A Pacific kingdom scattered across a giant stretch of ocean

Photo · Wikimedia Commons

What is it?

Tonga is a country made up of more than 170 islands spread across the South Pacific Ocean. Only about 36 of those islands have people living on them. The rest are wild, quiet, and surrounded by some of the bluest water you will ever see.

Tell me more

Imagine throwing a big handful of green and white confetti onto a blue tablecloth — that is a little bit what Tonga looks like from a plane. The islands are grouped into four main clusters: Tongatapu in the south (where the capital city Nuku'alofa sits), Ha'apai in the middle, Vava'u in the north, and the Niuas near Samoa.

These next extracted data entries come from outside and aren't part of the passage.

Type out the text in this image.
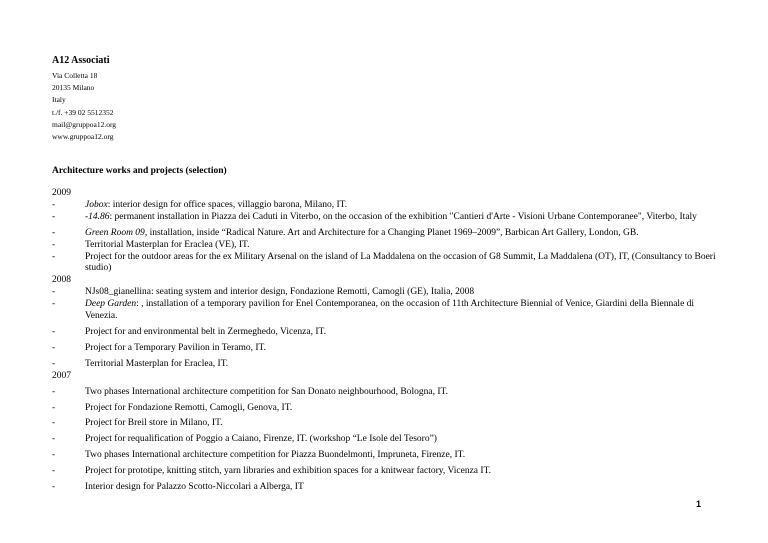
A12 Associati
Via Colletta 18
20135 Milano
Italy
t./f. +39 02 5512352
mail@gruppoa12.org
www.gruppoa12.org
Architecture works and projects (selection)
2009
-	Jobox: interior design for office spaces, villaggio barona, Milano, IT.
-	-14.86: permanent installation in Piazza dei Caduti in Viterbo, on the occasion of the exhibition "Cantieri d'Arte - Visioni Urbane Contemporanee", Viterbo, Italy
-	Green Room 09, installation, inside “Radical Nature. Art and Architecture for a Changing Planet 1969–2009”, Barbican Art Gallery, London, GB.
-	Territorial Masterplan for Eraclea (VE), IT.
-	Project for the outdoor areas for the ex Military Arsenal on the island of La Maddalena on the occasion of G8 Summit, La Maddalena (OT), IT, (Consultancy to Boeri studio)
2008
-	NJs08_gianellina: seating system and interior design, Fondazione Remotti, Camogli (GE), Italia, 2008
-	Deep Garden: , installation of a temporary pavilion for Enel Contemporanea, on the occasion of 11th Architecture Biennial of Venice, Giardini della Biennale di Venezia.
-	Project for and environmental belt in Zermeghedo, Vicenza, IT.
-	Project for a Temporary Pavilion in Teramo, IT.
-	Territorial Masterplan for Eraclea, IT.
2007
-	Two phases International architecture competition for San Donato neighbourhood, Bologna, IT.
-	Project for Fondazione Remotti, Camogli, Genova, IT.
-	Project for Breil store in Milano, IT.
-	Project for requalification of Poggio a Caiano, Firenze, IT. (workshop “Le Isole del Tesoro”)
-	Two phases International architecture competition for Piazza Buondelmonti, Impruneta, Firenze, IT.
-	Project for prototipe, knitting stitch, yarn libraries and exhibition spaces for a knitwear factory, Vicenza IT.
-	Interior design for Palazzo Scotto-Niccolari a Alberga, IT
1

The islands are made from coral and from ancient volcanic rock pushed up from the ocean floor over millions of years. Many are so flat that the tallest thing you see is a coconut palm. Others have low cliffs and caves where the sea rushes in and sends spray shooting upward through blowholes — like a giant natural fountain.

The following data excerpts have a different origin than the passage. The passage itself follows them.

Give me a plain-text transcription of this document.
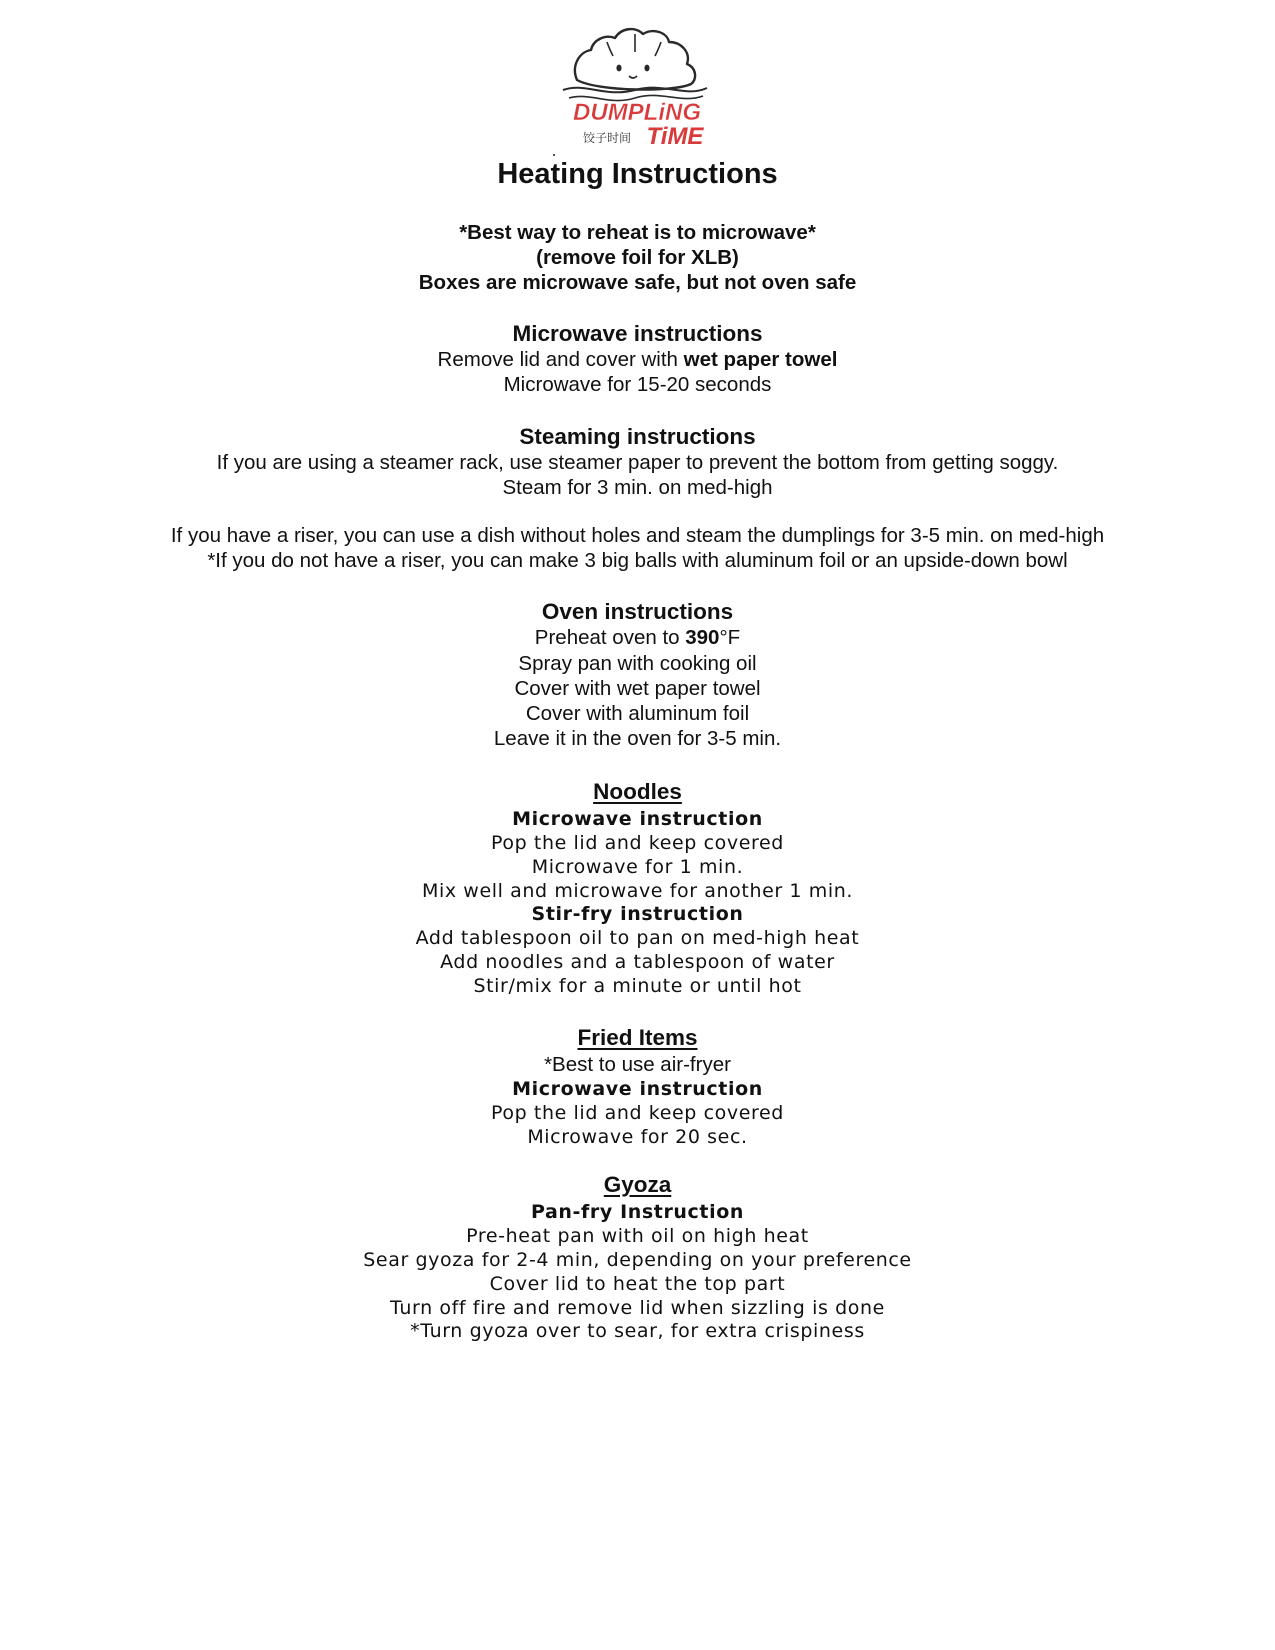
DUMPLiNG
饺子时间 TiME
Heating Instructions
*Best way to reheat is to microwave*
(remove foil for XLB)
Boxes are microwave safe, but not oven safe
Microwave instructions
Remove lid and cover with wet paper towel
Microwave for 15-20 seconds
Steaming instructions
If you are using a steamer rack, use steamer paper to prevent the bottom from getting soggy.
Steam for 3 min. on med-high
If you have a riser, you can use a dish without holes and steam the dumplings for 3-5 min. on med-high
*If you do not have a riser, you can make 3 big balls with aluminum foil or an upside-down bowl
Oven instructions
Preheat oven to 390°F
Spray pan with cooking oil
Cover with wet paper towel
Cover with aluminum foil
Leave it in the oven for 3-5 min.
Noodles
Microwave instruction
Pop the lid and keep covered
Microwave for 1 min.
Mix well and microwave for another 1 min.
Stir-fry instruction
Add tablespoon oil to pan on med-high heat
Add noodles and a tablespoon of water
Stir/mix for a minute or until hot
Fried Items
*Best to use air-fryer
Microwave instruction
Pop the lid and keep covered
Microwave for 20 sec.
Gyoza
Pan-fry Instruction
Pre-heat pan with oil on high heat
Sear gyoza for 2-4 min, depending on your preference
Cover lid to heat the top part
Turn off fire and remove lid when sizzling is done
*Turn gyoza over to sear, for extra crispiness
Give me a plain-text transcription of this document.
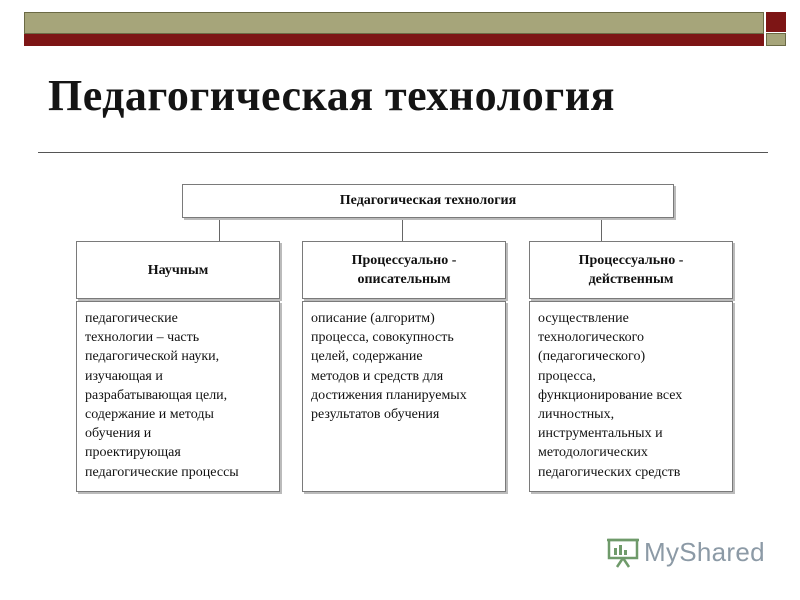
Педагогическая технология
Педагогическая технология
Научным
Процессуально -
описательным
Процессуально -
действенным
педагогические
технологии – часть
педагогической науки,
изучающая и
разрабатывающая цели,
содержание и методы
обучения и
проектирующая
педагогические процессы
описание (алгоритм)
процесса, совокупность
целей, содержание
методов и средств для
достижения планируемых
результатов обучения
осуществление
технологического
(педагогического)
процесса,
функционирование всех
личностных,
инструментальных и
методологических
педагогических средств
MyShared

Tongan people have lived on these islands for over 3,000 years. Families on different islands keep close by travelling between them in boats. Children who live on small outer islands sometimes travel by boat each week to reach a school on a bigger island — their commute is across open ocean rather than a busy road.

In the classroom

Walk your class through this in 15 minutes.

Talk together

Discussion prompts

  1. 01If you lived on a small island with only a few hundred people, how would everyday life be different from where you live now?
  2. 02Tonga has 170 islands but people only live on about 36 of them. Why do you think some islands might be left empty?
  3. 03How would you travel between islands if there were no bridges or roads connecting them?
Try this

Classroom activity

Give each child a blue sheet of paper and some small pieces of green and brown card. Ask them to tear the card into island shapes and arrange them into an 'island group' — some close together, some far apart. Label one island as the capital and draw a boat route connecting three or four others.